Industry responds to government EV inquiry
- Posted by: Alan Feldberg
- Category: News
The industry has responded to the House of Lords Climate Change Committee’s electric vehicle inquiry, which is seeking to understand how the 2030 ban on the sale of new petrol and diesel can be achieved.
The Petrol Retailers Association (PRA), NFDA and IMI have all submitted responses, which will be considered as the government considers the challenges to EV uptake.
Gordon Balmer, executive director of the PRA, said: “The PRA is supportive of the need to decarbonise the economy and achieve Net Zero, but we are increasingly sceptical of the country’s ability to do so in the defined time period given that certain targets are not being met.
“Retailers need more clarity concerning timeframes and how realistically they can be achieved, given how far behind we are on our infrastructure targets. PRA members support decarbonisation but recognise the need for more realistic interim measures that would gauge our progress towards it.”
Meanwhile, the IMI has emphasised the need for upskilling.

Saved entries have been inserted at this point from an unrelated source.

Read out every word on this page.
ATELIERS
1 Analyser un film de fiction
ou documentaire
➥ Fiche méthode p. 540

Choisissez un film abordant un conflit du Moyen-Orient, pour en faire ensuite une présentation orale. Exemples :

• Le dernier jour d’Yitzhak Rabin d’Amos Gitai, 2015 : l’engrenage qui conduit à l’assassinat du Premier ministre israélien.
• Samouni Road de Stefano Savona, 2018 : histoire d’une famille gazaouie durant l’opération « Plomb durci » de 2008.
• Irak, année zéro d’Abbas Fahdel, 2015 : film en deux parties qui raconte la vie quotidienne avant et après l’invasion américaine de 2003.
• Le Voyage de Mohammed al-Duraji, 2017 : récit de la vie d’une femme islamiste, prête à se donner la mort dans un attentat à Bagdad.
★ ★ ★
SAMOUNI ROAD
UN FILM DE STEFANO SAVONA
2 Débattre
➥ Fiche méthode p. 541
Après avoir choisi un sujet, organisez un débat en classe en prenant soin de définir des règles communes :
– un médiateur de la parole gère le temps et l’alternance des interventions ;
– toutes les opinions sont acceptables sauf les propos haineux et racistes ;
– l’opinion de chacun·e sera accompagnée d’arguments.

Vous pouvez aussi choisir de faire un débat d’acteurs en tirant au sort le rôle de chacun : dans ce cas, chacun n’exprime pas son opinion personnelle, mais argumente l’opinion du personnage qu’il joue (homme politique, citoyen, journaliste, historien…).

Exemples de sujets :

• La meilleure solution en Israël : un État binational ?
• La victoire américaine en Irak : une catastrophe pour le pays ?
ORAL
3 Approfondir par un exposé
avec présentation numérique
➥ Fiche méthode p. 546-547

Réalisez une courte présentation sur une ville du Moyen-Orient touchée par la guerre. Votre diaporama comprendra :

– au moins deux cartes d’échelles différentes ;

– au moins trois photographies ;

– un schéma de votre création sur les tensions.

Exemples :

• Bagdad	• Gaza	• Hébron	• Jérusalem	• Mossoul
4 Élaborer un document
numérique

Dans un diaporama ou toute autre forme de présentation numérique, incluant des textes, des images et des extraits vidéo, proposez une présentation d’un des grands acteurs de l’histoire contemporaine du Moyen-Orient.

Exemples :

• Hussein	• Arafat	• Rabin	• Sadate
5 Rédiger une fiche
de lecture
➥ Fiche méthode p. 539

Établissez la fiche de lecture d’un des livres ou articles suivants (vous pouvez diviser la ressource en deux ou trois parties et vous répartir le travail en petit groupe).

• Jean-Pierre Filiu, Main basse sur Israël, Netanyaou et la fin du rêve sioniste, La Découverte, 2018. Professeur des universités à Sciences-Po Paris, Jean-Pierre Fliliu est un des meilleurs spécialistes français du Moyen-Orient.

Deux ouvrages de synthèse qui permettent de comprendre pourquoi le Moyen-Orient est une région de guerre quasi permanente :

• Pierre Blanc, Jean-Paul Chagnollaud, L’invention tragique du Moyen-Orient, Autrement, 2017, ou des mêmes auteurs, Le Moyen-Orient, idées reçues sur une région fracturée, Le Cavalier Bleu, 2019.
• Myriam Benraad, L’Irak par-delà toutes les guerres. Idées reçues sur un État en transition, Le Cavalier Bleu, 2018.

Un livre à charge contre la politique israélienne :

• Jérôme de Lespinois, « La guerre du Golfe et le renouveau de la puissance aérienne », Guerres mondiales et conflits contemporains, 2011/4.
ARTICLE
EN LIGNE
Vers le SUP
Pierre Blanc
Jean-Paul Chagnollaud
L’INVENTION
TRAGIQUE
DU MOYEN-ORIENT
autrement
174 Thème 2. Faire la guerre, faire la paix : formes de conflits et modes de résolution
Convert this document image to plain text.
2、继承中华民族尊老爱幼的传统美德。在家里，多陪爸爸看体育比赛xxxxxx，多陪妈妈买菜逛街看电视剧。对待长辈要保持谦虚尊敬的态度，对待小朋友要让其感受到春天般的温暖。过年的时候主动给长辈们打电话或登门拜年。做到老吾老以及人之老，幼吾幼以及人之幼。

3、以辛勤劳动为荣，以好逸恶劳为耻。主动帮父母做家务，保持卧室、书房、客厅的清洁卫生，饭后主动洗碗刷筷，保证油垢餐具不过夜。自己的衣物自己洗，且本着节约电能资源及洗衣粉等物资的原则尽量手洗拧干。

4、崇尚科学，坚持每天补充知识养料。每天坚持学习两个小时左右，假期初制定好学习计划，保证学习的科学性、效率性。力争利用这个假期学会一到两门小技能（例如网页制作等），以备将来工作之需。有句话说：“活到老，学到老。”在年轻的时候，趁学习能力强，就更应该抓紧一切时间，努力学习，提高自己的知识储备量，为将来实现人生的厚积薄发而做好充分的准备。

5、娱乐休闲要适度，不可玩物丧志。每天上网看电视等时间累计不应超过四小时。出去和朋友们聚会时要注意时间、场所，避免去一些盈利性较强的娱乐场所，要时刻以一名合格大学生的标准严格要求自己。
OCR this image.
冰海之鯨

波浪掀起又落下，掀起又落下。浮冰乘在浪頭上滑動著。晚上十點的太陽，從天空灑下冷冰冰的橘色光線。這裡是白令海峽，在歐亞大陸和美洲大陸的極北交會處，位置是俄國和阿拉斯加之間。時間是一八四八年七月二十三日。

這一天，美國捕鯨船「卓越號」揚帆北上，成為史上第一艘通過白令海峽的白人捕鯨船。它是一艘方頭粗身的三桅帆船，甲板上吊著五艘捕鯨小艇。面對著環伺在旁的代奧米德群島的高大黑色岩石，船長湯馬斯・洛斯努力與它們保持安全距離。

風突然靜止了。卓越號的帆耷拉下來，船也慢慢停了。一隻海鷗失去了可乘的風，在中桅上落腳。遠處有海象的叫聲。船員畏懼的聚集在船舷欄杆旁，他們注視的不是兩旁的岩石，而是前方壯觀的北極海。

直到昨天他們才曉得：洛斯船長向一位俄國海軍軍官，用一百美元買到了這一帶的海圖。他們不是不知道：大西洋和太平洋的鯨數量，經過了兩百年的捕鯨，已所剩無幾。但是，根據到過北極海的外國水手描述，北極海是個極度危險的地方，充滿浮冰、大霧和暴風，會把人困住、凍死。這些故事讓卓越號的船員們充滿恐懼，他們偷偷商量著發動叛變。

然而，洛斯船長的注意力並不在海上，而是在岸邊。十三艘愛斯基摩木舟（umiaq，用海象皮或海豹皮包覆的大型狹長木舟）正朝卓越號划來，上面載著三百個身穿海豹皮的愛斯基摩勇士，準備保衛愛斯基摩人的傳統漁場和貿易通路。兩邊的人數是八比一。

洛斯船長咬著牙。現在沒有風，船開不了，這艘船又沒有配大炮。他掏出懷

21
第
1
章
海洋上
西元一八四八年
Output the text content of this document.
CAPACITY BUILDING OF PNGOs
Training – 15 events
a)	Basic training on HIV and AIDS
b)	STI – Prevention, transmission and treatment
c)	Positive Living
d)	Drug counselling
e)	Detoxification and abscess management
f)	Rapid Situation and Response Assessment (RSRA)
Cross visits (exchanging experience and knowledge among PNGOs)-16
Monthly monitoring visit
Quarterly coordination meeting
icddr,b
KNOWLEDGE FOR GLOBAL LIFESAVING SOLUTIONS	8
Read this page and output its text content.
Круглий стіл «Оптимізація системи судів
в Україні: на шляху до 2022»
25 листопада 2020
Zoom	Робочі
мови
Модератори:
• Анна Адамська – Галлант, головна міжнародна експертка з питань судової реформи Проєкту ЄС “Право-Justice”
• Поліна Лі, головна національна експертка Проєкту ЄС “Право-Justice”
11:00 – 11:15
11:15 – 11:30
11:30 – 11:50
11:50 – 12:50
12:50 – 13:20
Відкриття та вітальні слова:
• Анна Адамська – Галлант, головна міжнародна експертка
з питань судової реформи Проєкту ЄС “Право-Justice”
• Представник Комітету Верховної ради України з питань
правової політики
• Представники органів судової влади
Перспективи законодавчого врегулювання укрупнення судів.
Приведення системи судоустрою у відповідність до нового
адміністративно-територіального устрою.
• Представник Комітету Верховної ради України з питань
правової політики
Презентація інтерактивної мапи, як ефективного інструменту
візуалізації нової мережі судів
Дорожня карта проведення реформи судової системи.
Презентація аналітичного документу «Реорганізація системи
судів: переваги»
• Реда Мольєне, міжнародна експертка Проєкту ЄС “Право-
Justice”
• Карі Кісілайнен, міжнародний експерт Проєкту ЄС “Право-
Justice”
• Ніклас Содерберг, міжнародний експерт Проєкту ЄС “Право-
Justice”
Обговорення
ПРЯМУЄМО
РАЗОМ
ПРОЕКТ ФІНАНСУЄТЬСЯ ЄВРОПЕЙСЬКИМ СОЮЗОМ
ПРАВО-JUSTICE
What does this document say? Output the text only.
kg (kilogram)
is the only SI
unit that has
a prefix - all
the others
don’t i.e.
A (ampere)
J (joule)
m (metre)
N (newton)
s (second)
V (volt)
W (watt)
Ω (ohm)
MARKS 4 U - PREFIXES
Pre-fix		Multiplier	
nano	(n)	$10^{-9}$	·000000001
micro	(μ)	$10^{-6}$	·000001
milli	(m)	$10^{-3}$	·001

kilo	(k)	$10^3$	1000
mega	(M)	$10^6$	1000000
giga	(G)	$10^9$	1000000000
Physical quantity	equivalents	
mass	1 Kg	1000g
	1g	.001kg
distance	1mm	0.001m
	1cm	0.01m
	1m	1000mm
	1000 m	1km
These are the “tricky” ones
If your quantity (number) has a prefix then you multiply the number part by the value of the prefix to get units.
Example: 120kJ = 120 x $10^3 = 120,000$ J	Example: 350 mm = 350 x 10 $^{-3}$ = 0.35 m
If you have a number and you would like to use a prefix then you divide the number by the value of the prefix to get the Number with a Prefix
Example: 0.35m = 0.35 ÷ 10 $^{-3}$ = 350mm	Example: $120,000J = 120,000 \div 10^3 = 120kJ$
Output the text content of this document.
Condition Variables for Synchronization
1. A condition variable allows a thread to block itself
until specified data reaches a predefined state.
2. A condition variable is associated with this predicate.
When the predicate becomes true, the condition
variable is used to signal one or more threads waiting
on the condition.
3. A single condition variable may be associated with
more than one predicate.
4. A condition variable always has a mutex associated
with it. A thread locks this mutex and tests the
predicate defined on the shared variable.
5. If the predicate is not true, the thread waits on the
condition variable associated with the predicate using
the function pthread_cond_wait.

Hayley Pells, policy and public affairs lead of the IMI, said: “The response from the IMI is based on the professional body’s specific focus on skills, and the unintended consequences of a possible trust deficit between automotive sector professionals and the government should the deadline be moved.
“Policies like the ‘Electricity at Work Regulation’ and the emphasis on Continuous Professional Development (CPD) have set high standards. However, if the anticipated growth in the EV sector doesn’t materialise, professionals may find their skills underutilised, leading to potential career stagnation. The obligation to CPD also places a financial strain on the skilled community without the anticipated ROI to support it. If the dates are extended, government would need to consider how this obligation could be borne by the skilled professional community.”
The NFDA meanwhile has revealed that its own survey identified a lack of charging infrastructure as the key obstacle to EV uptake, with 87% of franchised dealers saying it is affecting the deadline a ‘great deal’.
Further, 65% said EV costs are affecting the deadline.